Reverse Substrings Between Each Pair of Parentheses

Patrick Leaton
Problem Description

You are given a string s that consists of lower case English letters and brackets. 

Reverse the strings in each pair of matching parentheses, starting from the innermost one.

Your result should not contain any brackets.

 

Example 1:

Input: s = "(abcd)"
Output: "dcba"

Example 2:

Input: s = "(u(love)i)"
Output: "iloveu"
Explanation: The substring "love" is reversed first, then the whole string is reversed.

Example 3:

Input: s = "(ed(et(oc))el)"
Output: "leetcode"
Explanation: First, we reverse the substring "oc", then "etco", and finally, the whole string.

Example 4:

Input: s = "a(bcdefghijkl(mno)p)q"
Output: "apmnolkjihgfedcbq"

 

Constraints:

  • 0 <= s.length <= 2000
  • s only contains lower case English characters and parentheses.
  • It's guaranteed that all parentheses are balanced.

 

The description was taken from https://leetcode.com/problems/reverse-substrings-between-each-pair-of-parentheses/.

Problem Solution

#O(N*P) Time, O(N) Space Where N is Characters and P is Pairs of Parentheses
class Solution:
    def reverseParentheses(self, s: str) -> str:
        stack = []

        for char in s:
            if char != ")":
                stack.append(char)
            else:
                bucket = []
                while stack and stack[-1] != "(":
                    bucket.append(stack.pop())
                stack.pop()
                stack += bucket

        return "".join(stack)

Problem Explanation


For many of these problems which revolve around seeing a closing bracket and having to backtrack for validation of string manipulation purposes, stacks are typically a good candidate.

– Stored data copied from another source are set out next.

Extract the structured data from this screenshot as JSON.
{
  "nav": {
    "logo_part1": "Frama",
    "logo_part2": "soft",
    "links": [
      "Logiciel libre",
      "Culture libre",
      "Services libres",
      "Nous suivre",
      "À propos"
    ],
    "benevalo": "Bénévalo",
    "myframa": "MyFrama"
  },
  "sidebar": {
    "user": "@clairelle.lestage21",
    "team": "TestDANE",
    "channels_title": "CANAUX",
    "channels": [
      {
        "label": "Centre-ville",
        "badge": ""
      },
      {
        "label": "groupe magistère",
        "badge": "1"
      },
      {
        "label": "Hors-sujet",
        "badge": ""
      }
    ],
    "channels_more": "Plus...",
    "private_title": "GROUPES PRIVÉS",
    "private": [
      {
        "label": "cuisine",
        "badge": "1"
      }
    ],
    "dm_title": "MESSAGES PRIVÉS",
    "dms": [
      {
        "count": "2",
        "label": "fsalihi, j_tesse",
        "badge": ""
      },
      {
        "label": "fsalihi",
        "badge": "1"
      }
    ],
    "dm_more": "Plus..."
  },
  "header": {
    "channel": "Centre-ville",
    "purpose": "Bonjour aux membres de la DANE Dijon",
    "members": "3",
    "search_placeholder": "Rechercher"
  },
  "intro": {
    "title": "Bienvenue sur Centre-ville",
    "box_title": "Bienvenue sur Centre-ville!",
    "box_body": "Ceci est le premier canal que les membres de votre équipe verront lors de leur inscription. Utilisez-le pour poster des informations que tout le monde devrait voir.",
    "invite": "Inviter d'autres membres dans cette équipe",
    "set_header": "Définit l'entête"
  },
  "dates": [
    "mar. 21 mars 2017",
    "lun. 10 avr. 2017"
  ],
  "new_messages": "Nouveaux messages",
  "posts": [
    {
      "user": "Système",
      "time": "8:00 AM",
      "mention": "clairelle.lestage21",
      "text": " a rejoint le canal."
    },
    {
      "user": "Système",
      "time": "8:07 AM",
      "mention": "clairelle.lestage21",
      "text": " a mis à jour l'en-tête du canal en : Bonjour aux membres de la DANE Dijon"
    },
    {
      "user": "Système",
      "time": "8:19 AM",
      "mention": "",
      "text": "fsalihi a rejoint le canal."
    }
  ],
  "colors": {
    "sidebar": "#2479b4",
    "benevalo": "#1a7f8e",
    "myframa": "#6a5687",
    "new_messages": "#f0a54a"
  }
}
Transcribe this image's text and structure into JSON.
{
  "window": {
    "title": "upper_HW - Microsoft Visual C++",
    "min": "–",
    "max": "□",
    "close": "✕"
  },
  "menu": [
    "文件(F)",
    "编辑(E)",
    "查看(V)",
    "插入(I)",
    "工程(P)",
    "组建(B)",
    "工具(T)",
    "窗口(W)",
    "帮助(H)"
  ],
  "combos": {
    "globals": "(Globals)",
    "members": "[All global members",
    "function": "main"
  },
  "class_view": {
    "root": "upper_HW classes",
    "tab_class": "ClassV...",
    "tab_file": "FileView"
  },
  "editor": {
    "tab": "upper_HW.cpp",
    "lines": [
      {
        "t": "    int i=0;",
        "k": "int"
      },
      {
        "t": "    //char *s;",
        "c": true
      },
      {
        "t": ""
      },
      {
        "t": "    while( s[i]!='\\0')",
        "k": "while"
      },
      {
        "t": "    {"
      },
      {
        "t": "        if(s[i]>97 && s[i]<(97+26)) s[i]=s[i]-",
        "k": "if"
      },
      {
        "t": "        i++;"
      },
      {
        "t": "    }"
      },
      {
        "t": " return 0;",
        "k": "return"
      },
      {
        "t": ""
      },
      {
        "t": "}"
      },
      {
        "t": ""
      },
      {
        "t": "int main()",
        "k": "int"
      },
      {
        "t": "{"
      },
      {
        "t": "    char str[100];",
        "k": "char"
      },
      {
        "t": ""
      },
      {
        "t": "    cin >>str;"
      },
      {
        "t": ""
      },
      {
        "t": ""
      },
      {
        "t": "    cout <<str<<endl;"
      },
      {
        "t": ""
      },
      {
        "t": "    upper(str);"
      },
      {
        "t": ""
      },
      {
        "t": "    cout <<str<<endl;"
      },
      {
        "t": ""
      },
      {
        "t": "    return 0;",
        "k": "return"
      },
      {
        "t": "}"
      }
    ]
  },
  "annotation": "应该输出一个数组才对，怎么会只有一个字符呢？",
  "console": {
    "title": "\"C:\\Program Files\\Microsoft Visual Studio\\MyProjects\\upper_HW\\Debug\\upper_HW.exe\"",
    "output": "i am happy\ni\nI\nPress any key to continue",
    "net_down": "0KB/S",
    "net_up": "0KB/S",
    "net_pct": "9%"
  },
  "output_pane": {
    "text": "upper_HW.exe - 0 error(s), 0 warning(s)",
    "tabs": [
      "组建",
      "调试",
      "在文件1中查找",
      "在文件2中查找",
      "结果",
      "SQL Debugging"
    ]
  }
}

The reason for this is with stacks, we're easily able to see what value was just put into the stack and retrieve it immediately through a last in, first out design, LIFO.

If we look at this problem, we need to reverse each substring between each pair of closing parentheses.  For reversals, stacks play two roles here; a stack can be used to revisit the previous substring up to the previous opening bracket, and stacks can also be used to reverse the previous substring up to the previous bracket.

What we can do is push each character into the stack up until we see a closing bracket.  At that point, we will pop each character from the stack into a temporary array, up until we see an opening bracket.  

At that point, we will pop the opening bracket off of the stack and add the temporary array back onto the stack, joining these two arrays together, reversing the topmost substring, and joining it with the substring below it.

Once we have finished, we will just need to join the characters within the stack to form a string and return that string.


Let's start by initializing our empty stack.

        stack = []

 

Next, we'll traverse the string.

        for char in s:

 

If the current character isn't a closing bracket, we'll append it to the stack.

            if char != ")":
                stack.append(char)

 

Otherwise, we will initialize an empty bucket and while we still have characters in our stack and the topmost character isn't an opening bracket, we will pop each character from the stack and put them into the bucket.

            else:
                bucket = []
                while stack and stack[-1] != "(":
                    bucket.append(stack.pop())

 

When we have broken from the loop, we have no more characters to reverse so we will pop the opening bracket from the stack and push the bucket back on.

                stack.pop()
                stack += bucket

 

When we have finished traversing the string, we will join the stack characters together to form a string then return that string.

        return "".join(stack)